I agree rachel that there is a need for divergent thinking and genuine understanding that embraces complexity and problematises and that is one of the things that ipda as an organisation can offer as it transcends policy jurisdictions and can provide a forum in which policy from whoever context can be engaged with critically. The main point I was trying to make here is that research is a ideologically situated as policy is and that there is also a need to understand that what counts as evidence and what counts as research is as much about what kind of society we think we should have, and the what learning to be in that society therefore comprises, as it is about anything else. Ontology matters!
I do agree that ontology matters and I’d like to offer you some evidence that might serve to question your point that:
I fear that there is very little evidence in the current economic and political context to suggest that educational research, wherever and by whomsoever it is carried out, will be little more than a sophisticated market research activity and part of the government’s mechanisms for maintaining a tight control from the centre on teachers, students and others in education.

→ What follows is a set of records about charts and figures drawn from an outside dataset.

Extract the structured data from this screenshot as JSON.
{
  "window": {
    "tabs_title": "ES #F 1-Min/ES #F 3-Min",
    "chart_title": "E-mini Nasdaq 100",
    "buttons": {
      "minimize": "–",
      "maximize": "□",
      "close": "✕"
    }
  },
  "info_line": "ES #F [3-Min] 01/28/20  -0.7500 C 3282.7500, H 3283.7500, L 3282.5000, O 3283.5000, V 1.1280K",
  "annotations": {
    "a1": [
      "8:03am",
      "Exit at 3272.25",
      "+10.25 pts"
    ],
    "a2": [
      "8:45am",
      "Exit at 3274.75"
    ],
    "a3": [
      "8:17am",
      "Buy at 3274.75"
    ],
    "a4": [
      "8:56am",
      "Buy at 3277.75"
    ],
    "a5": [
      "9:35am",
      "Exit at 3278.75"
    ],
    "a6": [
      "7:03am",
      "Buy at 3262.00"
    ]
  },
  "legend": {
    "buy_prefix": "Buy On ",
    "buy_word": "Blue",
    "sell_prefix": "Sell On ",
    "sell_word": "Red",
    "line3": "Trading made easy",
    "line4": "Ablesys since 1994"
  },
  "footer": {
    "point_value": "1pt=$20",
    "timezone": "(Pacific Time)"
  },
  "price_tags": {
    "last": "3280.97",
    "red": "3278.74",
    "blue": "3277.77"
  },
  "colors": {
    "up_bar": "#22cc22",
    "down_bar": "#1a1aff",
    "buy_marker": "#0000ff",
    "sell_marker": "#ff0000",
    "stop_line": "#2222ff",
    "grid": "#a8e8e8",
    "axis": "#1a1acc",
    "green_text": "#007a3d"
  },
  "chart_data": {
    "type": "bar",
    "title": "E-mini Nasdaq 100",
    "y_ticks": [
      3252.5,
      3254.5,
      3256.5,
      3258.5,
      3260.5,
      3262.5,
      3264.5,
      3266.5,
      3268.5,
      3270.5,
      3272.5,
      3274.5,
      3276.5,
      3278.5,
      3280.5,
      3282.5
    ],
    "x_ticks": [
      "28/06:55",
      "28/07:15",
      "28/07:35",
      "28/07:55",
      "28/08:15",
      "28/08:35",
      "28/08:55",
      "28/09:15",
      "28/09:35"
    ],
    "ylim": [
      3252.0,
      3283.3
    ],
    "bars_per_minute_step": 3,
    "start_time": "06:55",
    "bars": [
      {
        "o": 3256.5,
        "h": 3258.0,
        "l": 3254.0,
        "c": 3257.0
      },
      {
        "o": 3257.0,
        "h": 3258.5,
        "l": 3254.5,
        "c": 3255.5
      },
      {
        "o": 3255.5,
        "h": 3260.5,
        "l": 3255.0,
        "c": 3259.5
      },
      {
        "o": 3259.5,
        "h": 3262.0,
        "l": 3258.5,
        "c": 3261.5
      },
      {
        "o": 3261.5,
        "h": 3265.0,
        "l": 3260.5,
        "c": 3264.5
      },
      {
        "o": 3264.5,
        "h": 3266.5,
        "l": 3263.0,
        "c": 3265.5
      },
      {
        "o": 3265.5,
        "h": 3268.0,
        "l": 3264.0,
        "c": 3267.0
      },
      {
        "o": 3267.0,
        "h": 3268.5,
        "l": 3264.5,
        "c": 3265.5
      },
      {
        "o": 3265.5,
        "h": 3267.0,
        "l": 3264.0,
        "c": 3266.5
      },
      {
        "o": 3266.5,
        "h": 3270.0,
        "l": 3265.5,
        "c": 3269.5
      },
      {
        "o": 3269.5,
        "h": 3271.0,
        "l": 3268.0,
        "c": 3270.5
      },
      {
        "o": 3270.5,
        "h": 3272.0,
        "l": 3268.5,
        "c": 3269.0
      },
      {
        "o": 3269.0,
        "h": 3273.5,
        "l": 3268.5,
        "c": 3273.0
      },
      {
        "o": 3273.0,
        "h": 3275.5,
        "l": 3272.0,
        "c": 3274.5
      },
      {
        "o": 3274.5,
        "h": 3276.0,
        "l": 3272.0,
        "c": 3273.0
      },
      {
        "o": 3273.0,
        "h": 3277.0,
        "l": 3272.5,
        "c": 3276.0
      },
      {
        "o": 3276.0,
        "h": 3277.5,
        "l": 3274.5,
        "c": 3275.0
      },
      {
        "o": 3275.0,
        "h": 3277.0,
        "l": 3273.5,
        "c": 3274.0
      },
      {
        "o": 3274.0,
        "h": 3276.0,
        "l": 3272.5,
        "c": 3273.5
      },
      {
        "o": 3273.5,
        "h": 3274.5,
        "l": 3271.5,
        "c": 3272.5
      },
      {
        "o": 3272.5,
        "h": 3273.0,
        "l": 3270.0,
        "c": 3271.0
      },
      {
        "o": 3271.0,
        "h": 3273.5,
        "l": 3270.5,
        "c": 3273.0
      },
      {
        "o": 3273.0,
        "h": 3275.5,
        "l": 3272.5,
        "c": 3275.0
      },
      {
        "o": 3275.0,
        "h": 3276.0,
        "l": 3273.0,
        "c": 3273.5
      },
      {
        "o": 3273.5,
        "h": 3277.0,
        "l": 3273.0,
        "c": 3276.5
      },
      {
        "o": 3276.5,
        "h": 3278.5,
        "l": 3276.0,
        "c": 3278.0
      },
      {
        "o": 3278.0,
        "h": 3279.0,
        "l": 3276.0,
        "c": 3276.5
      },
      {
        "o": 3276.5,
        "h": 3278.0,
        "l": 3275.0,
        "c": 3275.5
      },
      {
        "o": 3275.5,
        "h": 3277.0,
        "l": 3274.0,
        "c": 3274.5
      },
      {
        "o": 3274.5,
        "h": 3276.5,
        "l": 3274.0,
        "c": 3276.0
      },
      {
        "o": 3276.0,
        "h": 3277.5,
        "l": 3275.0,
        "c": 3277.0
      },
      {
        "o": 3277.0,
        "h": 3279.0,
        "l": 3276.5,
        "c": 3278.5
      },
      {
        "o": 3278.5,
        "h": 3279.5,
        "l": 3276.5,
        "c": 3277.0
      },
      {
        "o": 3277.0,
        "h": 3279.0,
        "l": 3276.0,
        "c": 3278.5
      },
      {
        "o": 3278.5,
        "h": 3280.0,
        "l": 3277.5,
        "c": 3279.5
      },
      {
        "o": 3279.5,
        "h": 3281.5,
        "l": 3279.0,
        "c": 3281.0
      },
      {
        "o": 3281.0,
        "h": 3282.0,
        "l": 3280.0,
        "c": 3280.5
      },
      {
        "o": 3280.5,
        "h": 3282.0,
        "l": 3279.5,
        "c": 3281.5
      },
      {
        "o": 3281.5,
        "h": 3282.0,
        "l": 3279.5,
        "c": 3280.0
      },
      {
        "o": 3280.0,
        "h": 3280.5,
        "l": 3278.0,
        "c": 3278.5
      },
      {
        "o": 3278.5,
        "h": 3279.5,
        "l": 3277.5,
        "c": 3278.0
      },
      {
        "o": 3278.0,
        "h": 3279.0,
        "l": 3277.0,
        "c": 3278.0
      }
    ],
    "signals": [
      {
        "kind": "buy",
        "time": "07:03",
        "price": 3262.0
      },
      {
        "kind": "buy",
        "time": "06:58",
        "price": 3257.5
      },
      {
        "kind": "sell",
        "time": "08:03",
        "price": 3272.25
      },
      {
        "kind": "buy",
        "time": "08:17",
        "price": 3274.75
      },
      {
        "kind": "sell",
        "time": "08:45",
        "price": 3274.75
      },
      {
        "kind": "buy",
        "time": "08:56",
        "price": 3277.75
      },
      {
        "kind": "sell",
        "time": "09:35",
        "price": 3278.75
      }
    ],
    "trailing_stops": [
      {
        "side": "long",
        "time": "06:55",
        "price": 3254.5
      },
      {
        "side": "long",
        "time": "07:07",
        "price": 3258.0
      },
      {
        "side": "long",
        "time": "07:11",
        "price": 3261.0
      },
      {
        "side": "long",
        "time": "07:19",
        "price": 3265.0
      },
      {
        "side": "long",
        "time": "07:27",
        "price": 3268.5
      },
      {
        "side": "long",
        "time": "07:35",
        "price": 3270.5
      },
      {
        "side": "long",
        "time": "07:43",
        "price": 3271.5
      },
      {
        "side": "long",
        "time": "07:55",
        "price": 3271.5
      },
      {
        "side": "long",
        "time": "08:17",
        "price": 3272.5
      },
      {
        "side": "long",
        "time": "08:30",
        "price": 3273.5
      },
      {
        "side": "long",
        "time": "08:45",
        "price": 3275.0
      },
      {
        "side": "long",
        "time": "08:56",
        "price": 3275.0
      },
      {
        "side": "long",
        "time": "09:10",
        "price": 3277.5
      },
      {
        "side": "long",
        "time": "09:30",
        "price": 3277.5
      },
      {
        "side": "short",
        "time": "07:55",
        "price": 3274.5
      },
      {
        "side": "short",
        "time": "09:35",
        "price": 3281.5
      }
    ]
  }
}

I wonder if there is some slippage or lack of clarity between your meanings of education and educational research? I take education research to be research that contributes to the conceptual frameworks and methods of validation of disciplines of education. I take educational research to be research that generates valid explanations of the educational influences of individuals in their own learning, the learning of others and in the learning of the social formations that influence practice and understanding.
You might like to browse through the practitioner-researcher doctorates at http://www.actionresearch.net/living/living.shtml that focus on educational research whilst using insights from education researchers in ways that transcend government’s mechanisms for maintaining a tight control from the centre, whilst recognising and understanding these mechanisms.